物語はどこまでも!

「あの、白雪姫さん。私、図書館『フォレスト』の彩坂雪木と申しますが」

「図書館の方!ごめんなさい、私のせいで!物語が崩壊すると思っても、私はみんなと一緒に暮らしたくて!本当にごめんなさいっ!」

「えっと、謝るならばストーリーを進めてほしいのですが……」

「いっそ、私だけがいなくなればいいのに!そうしたら大好きなみんなが傷つくこともないのにっ。こんな私がみんなのそばにいたいだなんて!謝って済むことじゃないけど、私もみんなと幸せになりたくて……」

「ですから、物語を」

「ああ、運命はなんて残酷なのかしら!叶わない願いと分かりながらも、願ってしまえば祈り続けるしかない。私はどうなってもいいの!だからどうか、みんなが幸せになる道へとお導き下さい!私は、どうなっても、いいからー!」

「……」

話し合い不可能です。
歌劇的な言い回しでも、小人たちは口々に『そんなことない』『白雪姫は悪くない』と甘やかしまくっているから、彼女の悲劇のヒロイン度は高まるばかり。自分を卑下しているように見えて、その実、周りからの評価を得て悦に入っているようにも思えた。

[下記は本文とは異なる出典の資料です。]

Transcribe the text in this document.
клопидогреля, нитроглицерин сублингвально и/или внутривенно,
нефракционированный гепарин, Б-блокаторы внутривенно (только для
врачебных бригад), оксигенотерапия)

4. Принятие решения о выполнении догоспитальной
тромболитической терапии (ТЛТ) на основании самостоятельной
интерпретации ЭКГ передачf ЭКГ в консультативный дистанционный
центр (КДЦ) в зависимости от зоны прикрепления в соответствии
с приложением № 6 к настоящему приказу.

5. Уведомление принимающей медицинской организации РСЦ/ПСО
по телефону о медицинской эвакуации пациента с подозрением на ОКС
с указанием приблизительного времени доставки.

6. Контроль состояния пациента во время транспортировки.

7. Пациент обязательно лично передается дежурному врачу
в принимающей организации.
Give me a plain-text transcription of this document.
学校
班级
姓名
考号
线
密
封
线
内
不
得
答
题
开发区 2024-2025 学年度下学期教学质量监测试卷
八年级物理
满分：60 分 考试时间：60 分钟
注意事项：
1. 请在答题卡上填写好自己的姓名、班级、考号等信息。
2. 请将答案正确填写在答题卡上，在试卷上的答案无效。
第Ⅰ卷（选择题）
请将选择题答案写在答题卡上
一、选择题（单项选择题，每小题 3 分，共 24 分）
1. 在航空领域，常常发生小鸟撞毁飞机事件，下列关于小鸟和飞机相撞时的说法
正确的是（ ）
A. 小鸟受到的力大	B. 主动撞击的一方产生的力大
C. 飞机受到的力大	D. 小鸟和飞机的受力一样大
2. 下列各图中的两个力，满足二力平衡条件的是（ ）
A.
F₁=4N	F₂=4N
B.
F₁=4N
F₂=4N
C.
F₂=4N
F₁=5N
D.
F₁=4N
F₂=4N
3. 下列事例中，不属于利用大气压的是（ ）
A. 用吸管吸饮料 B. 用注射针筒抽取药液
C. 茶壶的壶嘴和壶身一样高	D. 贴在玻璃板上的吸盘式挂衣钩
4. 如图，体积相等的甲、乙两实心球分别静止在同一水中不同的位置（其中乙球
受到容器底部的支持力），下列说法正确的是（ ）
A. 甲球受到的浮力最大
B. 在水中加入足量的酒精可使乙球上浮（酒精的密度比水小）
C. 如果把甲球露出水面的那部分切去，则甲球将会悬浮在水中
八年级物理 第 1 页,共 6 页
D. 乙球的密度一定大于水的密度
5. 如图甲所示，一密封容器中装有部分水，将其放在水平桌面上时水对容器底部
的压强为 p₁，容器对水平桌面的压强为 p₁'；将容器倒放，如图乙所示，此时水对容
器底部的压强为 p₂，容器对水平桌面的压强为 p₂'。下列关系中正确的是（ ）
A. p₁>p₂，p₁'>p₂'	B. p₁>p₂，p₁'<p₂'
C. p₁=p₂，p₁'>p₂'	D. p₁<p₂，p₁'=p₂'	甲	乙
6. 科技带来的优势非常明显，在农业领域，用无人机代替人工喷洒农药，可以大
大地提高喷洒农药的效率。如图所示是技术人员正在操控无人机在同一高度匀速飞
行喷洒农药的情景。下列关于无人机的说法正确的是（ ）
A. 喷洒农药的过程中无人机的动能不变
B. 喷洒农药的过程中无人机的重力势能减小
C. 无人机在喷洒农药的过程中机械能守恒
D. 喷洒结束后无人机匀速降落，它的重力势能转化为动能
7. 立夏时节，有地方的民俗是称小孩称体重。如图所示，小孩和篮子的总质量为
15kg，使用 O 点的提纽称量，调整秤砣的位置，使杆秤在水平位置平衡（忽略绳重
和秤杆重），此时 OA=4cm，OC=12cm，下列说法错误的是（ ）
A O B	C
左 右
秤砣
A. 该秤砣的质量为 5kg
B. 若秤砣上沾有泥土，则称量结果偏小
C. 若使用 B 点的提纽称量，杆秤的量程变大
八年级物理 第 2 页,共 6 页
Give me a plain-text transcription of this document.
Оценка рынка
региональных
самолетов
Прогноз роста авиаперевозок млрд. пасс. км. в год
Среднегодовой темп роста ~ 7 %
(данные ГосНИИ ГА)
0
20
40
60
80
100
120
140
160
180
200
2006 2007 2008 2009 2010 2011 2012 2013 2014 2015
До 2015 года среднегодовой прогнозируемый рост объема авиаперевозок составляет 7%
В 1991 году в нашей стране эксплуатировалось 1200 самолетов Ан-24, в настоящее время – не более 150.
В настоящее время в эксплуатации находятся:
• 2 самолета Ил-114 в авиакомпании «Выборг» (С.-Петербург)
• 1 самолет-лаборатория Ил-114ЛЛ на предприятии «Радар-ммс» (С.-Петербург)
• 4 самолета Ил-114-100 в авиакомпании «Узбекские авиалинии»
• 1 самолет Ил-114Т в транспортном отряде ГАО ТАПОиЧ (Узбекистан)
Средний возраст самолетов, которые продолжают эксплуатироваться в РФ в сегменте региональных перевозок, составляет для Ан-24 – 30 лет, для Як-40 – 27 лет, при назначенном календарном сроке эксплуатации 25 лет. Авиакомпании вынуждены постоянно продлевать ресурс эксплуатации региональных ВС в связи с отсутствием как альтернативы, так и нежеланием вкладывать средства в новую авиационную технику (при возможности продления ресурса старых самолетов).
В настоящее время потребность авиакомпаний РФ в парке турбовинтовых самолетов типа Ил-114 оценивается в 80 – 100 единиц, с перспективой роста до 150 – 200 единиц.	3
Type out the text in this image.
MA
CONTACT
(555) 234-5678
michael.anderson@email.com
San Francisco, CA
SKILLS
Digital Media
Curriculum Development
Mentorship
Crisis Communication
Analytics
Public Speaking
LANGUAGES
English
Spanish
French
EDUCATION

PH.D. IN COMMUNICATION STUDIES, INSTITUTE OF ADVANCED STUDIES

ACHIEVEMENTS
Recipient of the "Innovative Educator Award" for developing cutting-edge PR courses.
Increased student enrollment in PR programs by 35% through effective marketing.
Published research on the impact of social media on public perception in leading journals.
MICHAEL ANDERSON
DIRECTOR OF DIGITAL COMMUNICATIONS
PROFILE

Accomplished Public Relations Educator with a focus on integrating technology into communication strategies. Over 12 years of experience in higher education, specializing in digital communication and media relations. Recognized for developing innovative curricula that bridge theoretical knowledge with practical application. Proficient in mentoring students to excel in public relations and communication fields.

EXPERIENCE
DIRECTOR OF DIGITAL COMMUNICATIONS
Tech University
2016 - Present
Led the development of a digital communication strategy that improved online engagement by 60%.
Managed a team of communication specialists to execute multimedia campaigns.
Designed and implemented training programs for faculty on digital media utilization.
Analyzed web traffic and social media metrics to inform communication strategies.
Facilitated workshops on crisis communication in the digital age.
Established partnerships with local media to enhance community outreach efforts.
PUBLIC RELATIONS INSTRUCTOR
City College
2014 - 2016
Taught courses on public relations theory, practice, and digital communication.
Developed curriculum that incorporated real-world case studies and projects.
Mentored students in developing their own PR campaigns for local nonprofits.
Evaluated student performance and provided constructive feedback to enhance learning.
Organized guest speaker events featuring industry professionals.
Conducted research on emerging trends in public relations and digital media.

「どうして、ああいったことに騙されてしまうのでしょうか……。いえ、彼女自身自覚のない酔いしれにせよ、誰かが諭すべきでしょうに」

「愛は盲目と言うからねぇ。目を覚まさせようか?」

物理の拳には遠慮しておく。
にしても、困った。白雪姫自らがストーリーに戻りたくないと言っているならば、小人たちの目を覚まさせるしかないのだけど。

「あなたの盲目的な愛はどうしたら覚めるのでしょうね」

「さあ。この命が尽きようとも、君にまとわりつく執念があるから」

「あなたを例に対応策を考えようとしたのが愚かでした……」

「俺を例にするのがそもそもの間違いだよ。同等の対象がいない。俺の愛は他と比較出来ないほど法外だから。ーーそれを言えば、あいつらの盲目的な愛も浅いものだ」

勝ち誇ったかのような彼。続けて、任せてと言わんばかりの笑みを向けられた。

「図書館スタッフでもないあなたに頼るのは非常に申し訳ないと思っていたのですが……」

赤ずきんの時だったり、彼には助けられてばかりだ。貰いっぱなしでは気が引ける性分な上、仕事をこなせていない自分の未熟さを痛感してしまう。ギリギリまで考え、一人の力で何とかしたいと思うけどーー行き詰まれば結局、彼の能力に頼ってしまうあたり卑怯に捉えてしまった。

「シンデレラの時も言っていたね。それほど気にすることかなぁ?」

彼には似合わないおちゃらけたような言い回しーーつまりは、気にしなくていいと。

「あなたもあの小人さんたちのように、私を甘やかし過ぎですよ」

「それは、自覚はしていることではあるな。好きな人のためなら何でもしたくなるから。けど、俺が雪木のために出来ることってこれぐらいしかないから」

「私はあなたに、何も返せていませんよ」

まさか、そばにいるだけでいいと言うつもりか。それで彼は物足りないと思わないのか。